How to test PDF files in Python

2023, Apr 19    

At some point in my career, I worked on an application that was handling multiple PDF files. Almost every end-to-end test that was created in the automation framework performed some operations on a PDF file(downloading, counting pages, checking that specific text exists, formatting, font size). Then I investigated different solutions on how we can test PDF files using Python 3, focusing mostly on checking font size and font name (this was a new feature that was introduced, customers could specify before PDF generation the exact font size).

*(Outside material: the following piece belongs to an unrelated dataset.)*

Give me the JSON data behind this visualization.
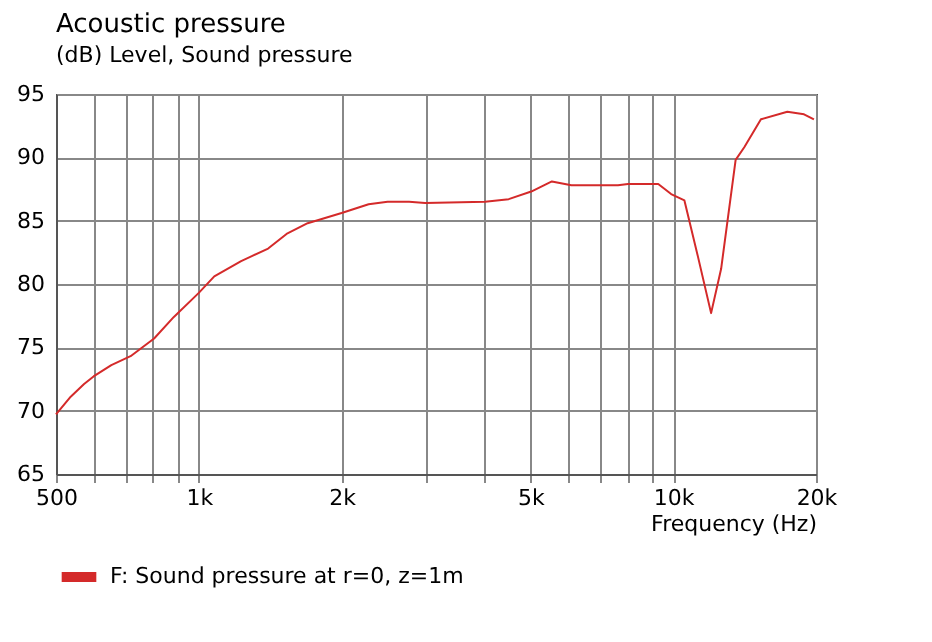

In order to test this new feature that was introduced I investigated two libraries PyPDF2 and PDFMiner. After checking both solutions I decided to use PDFMiner as it contained multiple operations on PDF files and it was easier to extend to cover other functionalities.

Using PDFMiner we can test PDF files:

  • extract text/images from PDF files (and perform assertions):
def extract_text_from_pdf(pdf_file_path):
    pdf_resource_manager = PDFResourceManager()
    text_from_pdf = StringIO()
    layout_params = LAParams()

    image_writer = ImageWriter('path-to-save-images-from-pdf/')
    pdf_text_converter = TextConverter(pdf_resource_manager, text_from_pdf,
                                      laparams=layout_params, imagewriter=image_writer)
    pdf_file = open(pdf_file_path, 'rb')
    pdf_page_interpreter = PDFPageInterpreter(pdf_resource_manager, pdf_text_converter)
    for current_page in PDFPage.get_pages(pdf_file, pagenos=set(), maxpages=0, password="",
                                         caching=True, check_extractable=True):
        pdf_page_interpreter.process_page(current_page)
    pdf_file.close()
    pdf_text_converter.close()
    return text_from_pdf.getvalue()
  • test font size and font name:
def get_fontsize_and_fontname_for_phrase(pdf_path, word, page_number):
    resource_manager = PDFResourceManager()
    layout_params = LAParams()
    device = PDFPageAggregator(resource_manager, laparams=layout_params)
    pdf_file = open(pdf_path, 'rb')
    pdf_page_interpreter = PDFPageInterpreter(resource_manager, device)
    global actual_font_size_pt, actual_font_name

    for current_page_number, page in enumerate(PDFPage.get_pages(pdf_file)):
        if current_page_number == int(page_number) - 1:
            logger.debug("Search for word: {} on page: {}".format(word, current_page_number))
            pdf_page_interpreter.process_page(page)
            layout = device.get_result()
            for textbox_element in layout:
                if isinstance(textbox_element, LTTextBox):
                    for line in textbox_element:
                        word_from_textbox = line.get_text().strip()
                        if word in word_from_textbox:
                            for char in line:
                                if isinstance(char, LTChar):
                                    # convert pixels to points
                                    actual_font_size_pt = int(char.size) * 72 / 96
                                    actual_font_name = char.fontname[7:]
    self.builtin.set_test_variable("${WORD_FONT_SIZE}", floor(actual_font_size_pt))
    self.builtin.set_test_variable("${WORD_FONT_NAME}", actual_font_name)
    pdf_file.close()
    device.close()
    return actual_font_size_pt, actual_font_name

I strongly recommend using PDFMiner for testing PDF files as it’s a maintained library and well-documented.